Prabowo Resmikan Program Surya 100 GWp di Bali, Efisiensi Rp73,9 Triliun per Tahun

Beritanara.com – Pada Selasa, 25 Agustus 2026, Presiden Prabowo Subianto secara resmi memulai sekaligus melakukan groundbreaking Program Pembangkit Listrik Tenaga Surya (PLTS) berkapasitas 100 GWp. Acara peluncuran berlangsung di Monumen Operasi Lintas Laut Jawa Bali, Gilimanuk, Kabupaten Jembrana, Bali.

Menteri Sekretaris Negara Prasetyo Hadi menyampaikan bahwa program berskala masif ini tercantum dalam Program Kerja Prioritas Nasional Klaster Kemandirian Energi dan Air. Ia menegaskan bahwa langkah tersebut merupakan bagian dari upaya pemerintah menekan ketergantungan Indonesia pada bahan bakar fosil serta memperkuat ketahanan energi nasional.

"Presiden Prabowo Subianto akan melakukan Launching dan Groundbreaking Program Pembangkit Listrik Tenaga Surya (PLTS) 100 GWp pada Selasa, 25 Agustus 2026, di Monumen Operasi Lintas Laut Jawa Bali, Gilimanuk, Kabupaten Jembrana, Bali," kata Prasetyo dalam keterangan tertulis kepada media, Selasa (25/8/2026).

Target Penyelesaian 2029 dan Percepatan Pembangunan

Prasetyo mengungkapkan bahwa Presiden telah memberikan instruksi agar seluruh tahapan konstruksi dipercepat sehingga target penyelesaian tercapai pada tahun 2029. Dari sisi ekonomi, efisiensi biaya listrik yang dihasilkan program ini diperkirakan mencapai Rp73,9 triliun setiap tahunnya.

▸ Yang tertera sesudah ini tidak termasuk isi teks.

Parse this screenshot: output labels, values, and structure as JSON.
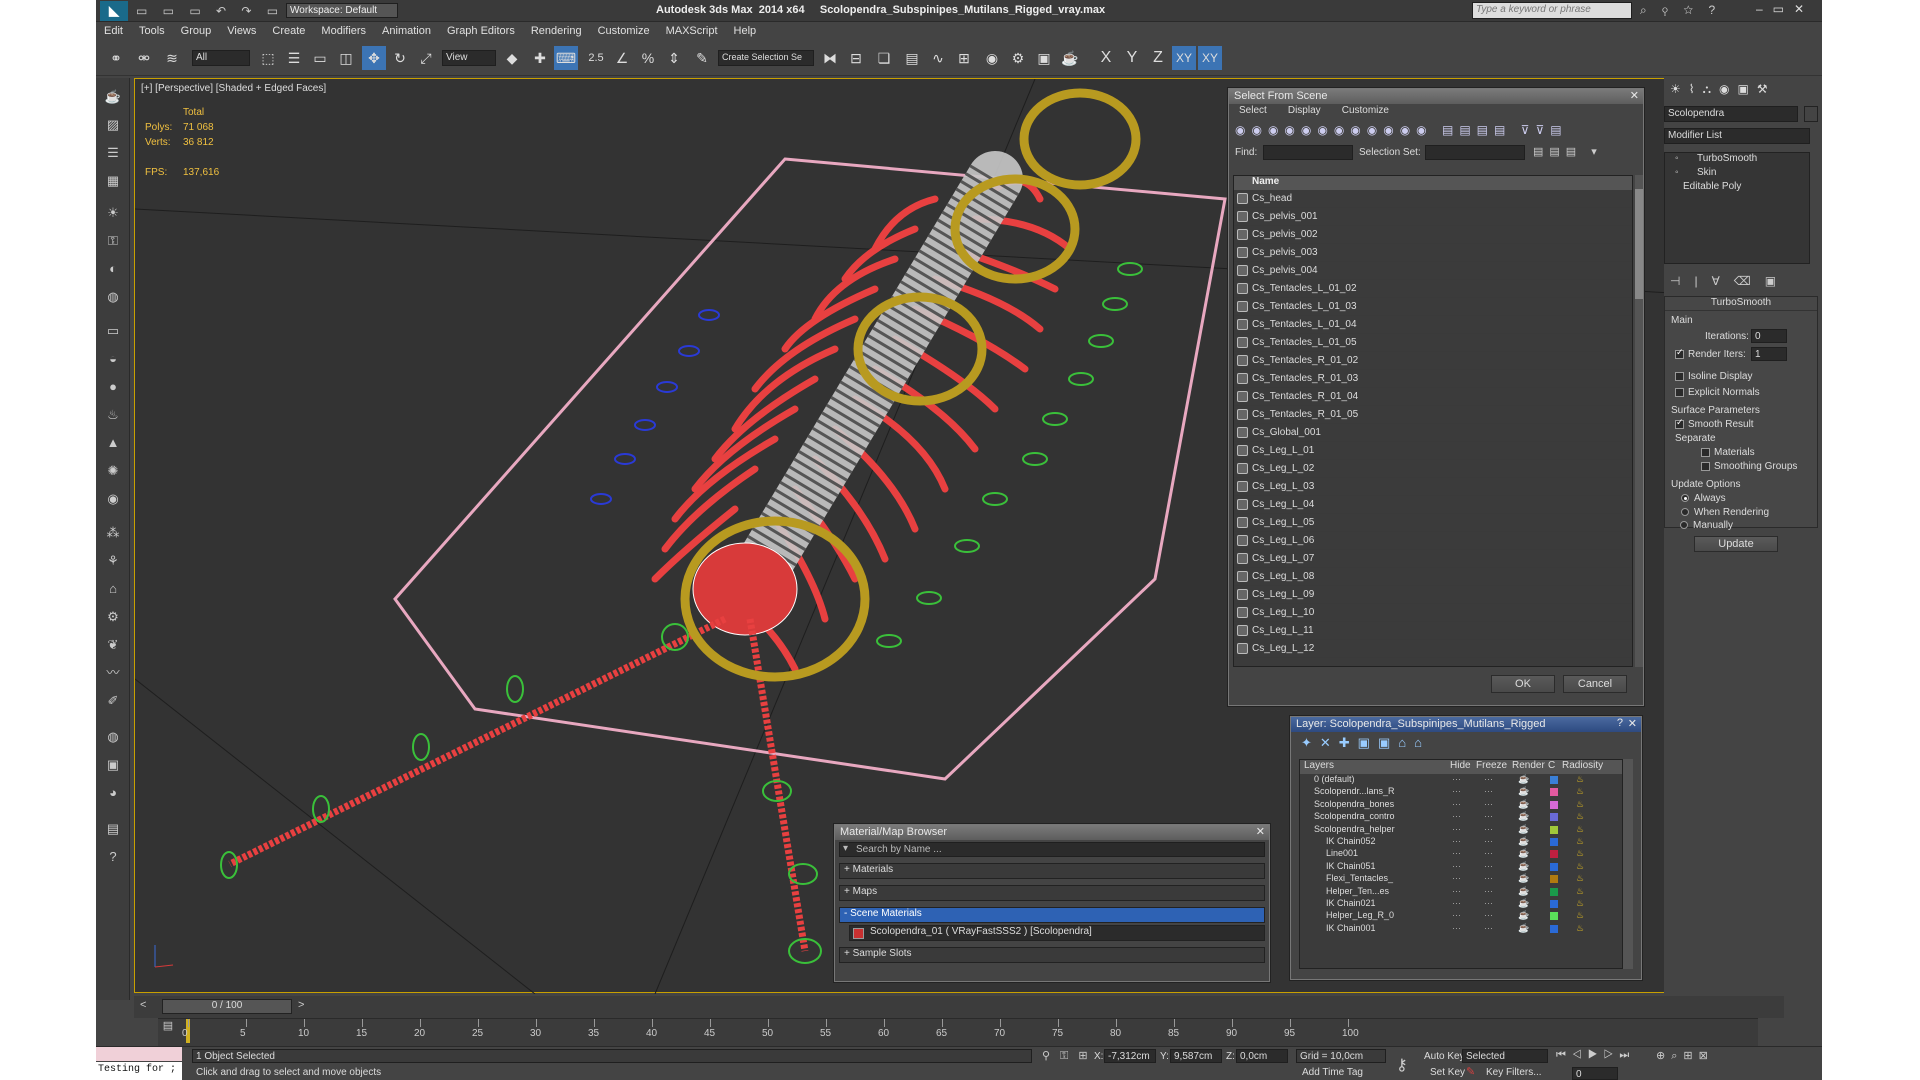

"Presiden telah menginstruksikan agar pembangunan 100 GWp PLTS dipercepat dan diselesaikan pada 2029, dengan efisiensi biaya listrik diperkirakan mencapai Rp73,9 triliun per tahun," tuturnya.

Fokus 2026: 30 GWp Surya dan Penghentian 13 GW Diesel

Untuk tahun berjalan 2026, pemerintah menetapkan target pembangunan 30 GWp PLTS secara bersamaan dengan penghentian operasional 13 GW pembangkit listrik tenaga diesel (PLTD). Kebijakan ini menandai pergeseran nyata dari pembangkit berbasis fosil menuju sumber energi terbarukan.

Potensi Surya Nasional yang Belum Tereksplorasi

Angka 100 GWp masih tergolong kecil jika dibandingkan potensi energi surya Indonesia yang mencapai sekitar 3.294 GWp. Hingga April 2026, kapasitas PLTS yang sudah terpasang baru berada di kisaran 1,5 GWp, sehingga sebagian besar potensi matahari nasional masih belum dimanfaatkan.

Skema Bertahap dan Jejak Kebijakan Sebelumnya

Pembangunan 100 GWp akan dilaksanakan dalam tiga tahap: Tahap I menargetkan 17 GWp, Tahap II sebesar 18 GWp, dan Tahap III mencapai 30 GWp. Skema bertahap ini menjadi instrumen pemerintah untuk mempercepat peningkatan kapasitas surya secara nasional.

Sebelumnya, sepanjang 2025 pemerintah telah membangun 15 pembangkit energi baru terbarukan (EBT) yang terdiri atas 12 PLTS dan tiga PLTMH dengan nilai investasi Rp103,3 miliar. Infrastruktur tersebut melayani 1.831 kepala keluarga serta 131 fasilitas umum, menjadi fondasi bagi ekspansi energi surya yang lebih besar ke depan.

Related Reading

Frequently Asked Questions

What is Prabowo Akan Luncurkan PLTS 100 GWp Diprediksi?

Prabowo Akan Luncurkan PLTS 100 GWp Diprediksi is the main topic of this guide. The article explains the context, practical details, and next steps readers should understand.

Why does Prabowo Akan Luncurkan PLTS 100 GWp Diprediksi matter?

Prabowo Akan Luncurkan PLTS 100 GWp Diprediksi matters because readers are looking for a useful answer, not just a short summary. Good content should match search intent and help them decide what to do next.